Being Scared is Not as Scary as Being Unaware
March 12, 2016
I’m not usually scared. After all, what can somebody do to me that would be worse than growing up with a Mother who hated me just for being me? Except for a few miraculous teachers, I couldn’t expect much from anyone I knew. Instead I chose to love the abolitionists, and those others in history who stood up to the Nazis, and the white racists, and what Bob Coles called “the privileged ones.” I probably afflicted the comfortable with more passion than I was able to comfort the afflicted. Even though I tried.
I spent my life learning about, and exposing, what’s wrong with the world. I tried to force others to see how bad things really were. I sought examples of other misfits who could be brave exactly because they never expected to be loved.

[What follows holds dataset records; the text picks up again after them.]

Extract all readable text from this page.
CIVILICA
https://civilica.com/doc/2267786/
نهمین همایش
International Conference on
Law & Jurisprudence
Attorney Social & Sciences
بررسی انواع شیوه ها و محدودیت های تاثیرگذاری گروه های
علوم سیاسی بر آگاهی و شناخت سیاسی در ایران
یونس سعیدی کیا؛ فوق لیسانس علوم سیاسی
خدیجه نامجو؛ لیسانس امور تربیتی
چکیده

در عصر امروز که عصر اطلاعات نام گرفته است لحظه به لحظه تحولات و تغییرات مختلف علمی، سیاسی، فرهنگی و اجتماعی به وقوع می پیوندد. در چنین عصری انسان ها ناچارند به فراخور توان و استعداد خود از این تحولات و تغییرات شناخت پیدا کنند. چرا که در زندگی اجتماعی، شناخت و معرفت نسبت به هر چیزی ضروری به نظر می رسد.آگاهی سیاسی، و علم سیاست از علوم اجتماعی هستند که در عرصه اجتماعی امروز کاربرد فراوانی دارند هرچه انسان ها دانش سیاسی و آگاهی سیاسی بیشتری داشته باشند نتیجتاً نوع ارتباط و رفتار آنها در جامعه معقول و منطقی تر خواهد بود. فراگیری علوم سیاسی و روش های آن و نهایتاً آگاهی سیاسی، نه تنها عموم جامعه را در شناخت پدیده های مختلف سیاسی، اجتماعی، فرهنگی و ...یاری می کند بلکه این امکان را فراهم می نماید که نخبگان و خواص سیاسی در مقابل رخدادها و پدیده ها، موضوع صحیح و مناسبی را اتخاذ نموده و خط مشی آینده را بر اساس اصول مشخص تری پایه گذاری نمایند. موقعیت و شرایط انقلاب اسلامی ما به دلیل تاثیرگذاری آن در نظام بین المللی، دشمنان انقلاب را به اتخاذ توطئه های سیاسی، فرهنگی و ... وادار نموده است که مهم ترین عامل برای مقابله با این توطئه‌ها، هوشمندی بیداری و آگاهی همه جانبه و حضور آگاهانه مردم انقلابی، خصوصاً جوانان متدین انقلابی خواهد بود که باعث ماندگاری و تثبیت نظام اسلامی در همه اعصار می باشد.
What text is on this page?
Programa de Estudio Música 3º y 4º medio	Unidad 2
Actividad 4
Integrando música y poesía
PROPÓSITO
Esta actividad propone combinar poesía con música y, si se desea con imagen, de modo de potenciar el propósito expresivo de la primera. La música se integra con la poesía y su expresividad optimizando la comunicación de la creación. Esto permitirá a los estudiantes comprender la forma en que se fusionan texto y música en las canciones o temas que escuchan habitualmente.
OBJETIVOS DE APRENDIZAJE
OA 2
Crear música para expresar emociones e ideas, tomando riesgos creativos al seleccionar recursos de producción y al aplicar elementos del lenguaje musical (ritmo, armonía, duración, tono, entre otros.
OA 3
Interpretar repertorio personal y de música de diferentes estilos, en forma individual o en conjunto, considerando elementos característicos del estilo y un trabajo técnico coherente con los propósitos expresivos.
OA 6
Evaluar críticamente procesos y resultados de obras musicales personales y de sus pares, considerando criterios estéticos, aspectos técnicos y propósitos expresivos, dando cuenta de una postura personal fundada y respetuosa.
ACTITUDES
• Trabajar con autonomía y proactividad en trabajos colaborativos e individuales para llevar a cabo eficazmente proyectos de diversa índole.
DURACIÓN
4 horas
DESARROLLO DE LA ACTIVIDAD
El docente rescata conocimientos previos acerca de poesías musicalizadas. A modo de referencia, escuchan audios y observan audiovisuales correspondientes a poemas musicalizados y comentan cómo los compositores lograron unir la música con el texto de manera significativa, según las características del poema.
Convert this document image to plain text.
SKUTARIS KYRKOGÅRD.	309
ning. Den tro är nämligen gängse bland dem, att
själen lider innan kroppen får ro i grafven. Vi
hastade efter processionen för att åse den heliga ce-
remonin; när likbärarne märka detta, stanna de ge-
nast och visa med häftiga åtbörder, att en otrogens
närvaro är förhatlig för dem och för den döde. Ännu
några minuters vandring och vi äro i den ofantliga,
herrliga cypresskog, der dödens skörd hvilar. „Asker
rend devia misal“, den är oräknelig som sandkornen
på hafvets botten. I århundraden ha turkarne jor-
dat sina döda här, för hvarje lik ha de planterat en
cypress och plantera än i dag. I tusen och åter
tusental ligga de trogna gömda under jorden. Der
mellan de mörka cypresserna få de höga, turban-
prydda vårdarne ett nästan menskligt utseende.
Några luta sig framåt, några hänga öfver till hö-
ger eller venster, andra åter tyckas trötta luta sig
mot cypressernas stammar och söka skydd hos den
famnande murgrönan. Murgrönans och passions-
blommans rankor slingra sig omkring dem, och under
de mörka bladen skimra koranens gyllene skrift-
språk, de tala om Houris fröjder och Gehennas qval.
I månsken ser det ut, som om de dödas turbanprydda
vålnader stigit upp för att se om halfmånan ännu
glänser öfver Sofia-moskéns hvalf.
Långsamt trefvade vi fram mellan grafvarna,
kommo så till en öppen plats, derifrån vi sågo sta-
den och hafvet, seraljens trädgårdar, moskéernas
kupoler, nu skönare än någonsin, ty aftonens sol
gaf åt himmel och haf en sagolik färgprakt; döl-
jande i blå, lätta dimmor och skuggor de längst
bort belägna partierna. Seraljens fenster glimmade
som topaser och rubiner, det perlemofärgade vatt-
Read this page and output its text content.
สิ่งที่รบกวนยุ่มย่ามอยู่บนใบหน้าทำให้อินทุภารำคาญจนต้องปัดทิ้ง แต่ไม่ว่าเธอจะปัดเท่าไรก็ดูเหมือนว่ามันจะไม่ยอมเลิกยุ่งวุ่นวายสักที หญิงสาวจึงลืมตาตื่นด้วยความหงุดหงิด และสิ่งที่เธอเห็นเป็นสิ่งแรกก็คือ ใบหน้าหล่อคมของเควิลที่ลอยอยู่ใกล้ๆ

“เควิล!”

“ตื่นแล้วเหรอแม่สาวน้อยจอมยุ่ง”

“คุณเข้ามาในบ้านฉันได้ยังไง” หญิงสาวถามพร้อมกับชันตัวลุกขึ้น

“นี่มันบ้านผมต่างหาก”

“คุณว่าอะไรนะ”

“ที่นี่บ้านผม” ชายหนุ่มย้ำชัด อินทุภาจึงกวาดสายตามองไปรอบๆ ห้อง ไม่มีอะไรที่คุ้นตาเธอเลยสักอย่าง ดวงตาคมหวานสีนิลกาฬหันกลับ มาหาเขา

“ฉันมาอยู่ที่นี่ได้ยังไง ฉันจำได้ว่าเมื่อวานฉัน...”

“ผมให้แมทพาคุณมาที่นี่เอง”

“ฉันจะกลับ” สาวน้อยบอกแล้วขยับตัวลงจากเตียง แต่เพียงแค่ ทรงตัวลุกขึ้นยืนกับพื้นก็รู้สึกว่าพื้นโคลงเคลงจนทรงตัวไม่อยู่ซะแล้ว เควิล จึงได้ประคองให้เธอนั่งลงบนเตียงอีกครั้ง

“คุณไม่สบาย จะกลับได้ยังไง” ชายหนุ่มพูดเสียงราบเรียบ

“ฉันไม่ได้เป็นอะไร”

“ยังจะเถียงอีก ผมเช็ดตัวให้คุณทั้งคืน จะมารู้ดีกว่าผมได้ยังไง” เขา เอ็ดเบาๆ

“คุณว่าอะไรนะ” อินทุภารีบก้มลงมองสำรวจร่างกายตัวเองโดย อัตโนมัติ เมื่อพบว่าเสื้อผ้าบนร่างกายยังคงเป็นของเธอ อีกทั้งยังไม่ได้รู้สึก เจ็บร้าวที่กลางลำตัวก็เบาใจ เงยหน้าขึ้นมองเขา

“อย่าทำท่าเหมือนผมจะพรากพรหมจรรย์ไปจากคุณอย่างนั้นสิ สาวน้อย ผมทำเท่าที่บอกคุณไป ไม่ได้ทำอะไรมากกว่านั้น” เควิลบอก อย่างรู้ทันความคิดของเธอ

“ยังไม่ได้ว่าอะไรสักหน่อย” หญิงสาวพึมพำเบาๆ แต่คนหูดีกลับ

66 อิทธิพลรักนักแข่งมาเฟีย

“The world is what it is,” I reasoned from my experience. “We can and must try to change it, but we can only do that when we face how bad things are, how cruel and unjust the world is, not when we fool ourselves.” I praised the power of social movements and admired them for serving the people.
I studied American racism, and European fascism, the US right, and all kinds of evil doers — in order never to be surprised by liars and dangerous people. I so hoped that another me would have exposed the Nazis and the Klu Klux Klan. I dreamed of organizing with the abolitionists, standing up to McCarthy and Nixon, and, at least, never to have denied what was wrong, even as others were busily pretending “everything happens for a reason.”
Sure, I could be fooled. I wanted so much to believe that my Gregory Peck handsome father really understood and loved me that I forgot the ways he hurt me: that wasn’t him, really. He was weakened by the alcohol, betrayed by bad bosses who fired him, or undermined by Mother’s lack of love for him. I was angry for him, not mad at him.
Only when I was 66, with both Mother and he dead, and with me retired from the job that had saved me, could I face that Daddy used me, damaged me in the name of love. It still hurts so much to face — to admit that I too could deny the bad things that happened to me — me, the Radical Truth Sayer. How could I have fooled myself so?
Since slowly coming to understand this new narrative, I have tried harder to be less hard on others when they avoid rather than confront hard things. I have sought to understand how people whose ideas and behaviors seem so wrong, or dumb, or clueless can be that way. I have struggled to be kinder, to forgive others, and myself, for being unable to cope with how bad things are, I’ve tried to understand more, to be less sure. On my good days it seems to be working.
But now there is the archetypal angry White male Donald Trump, with all his vainglorious, bullying, name calling meanness. He enjoys his own outrageousness, relishes making fun of everyone, and being politically un-correct about race, gender and “losers.” I know men like him far too well. A true Neo-Fascist, he brings out the worst in everyone around him, rousing others to build walls, to hate immigrants and Muslims, even to ask his followers to raise their right hands and pledge themselves to Donald Trump. The pictures are chilling
Donald Trump makes members of his crowds raise their right hands and swear to vote in the primary. “Thank you. Now I know. Don’t forget you all raised your hands. You swore. Bad things happen if you don’t live up to what you just did,” Trump said before continuing with his speech.“Who likes me in this room?” Trump often asks.
Donald Trump cheers when his supporters rough up brave young Black, Latino and White people, journalists, and anyone else unafraid enough to openly challenge him. He proudly threatens those who oppose him. He truly scares me. I can’t hide behind my awareness of the Right, nor any historical comparisons to past demagogues. Trump is here in my world, right now.
I’m afraid, I’m very afraid. If he wins the nomination I hope I will be unafraid enough to attend his rallies, to incur his wrath, and to do my part to expose the hostility of his followers. That’s a pledge I will keep.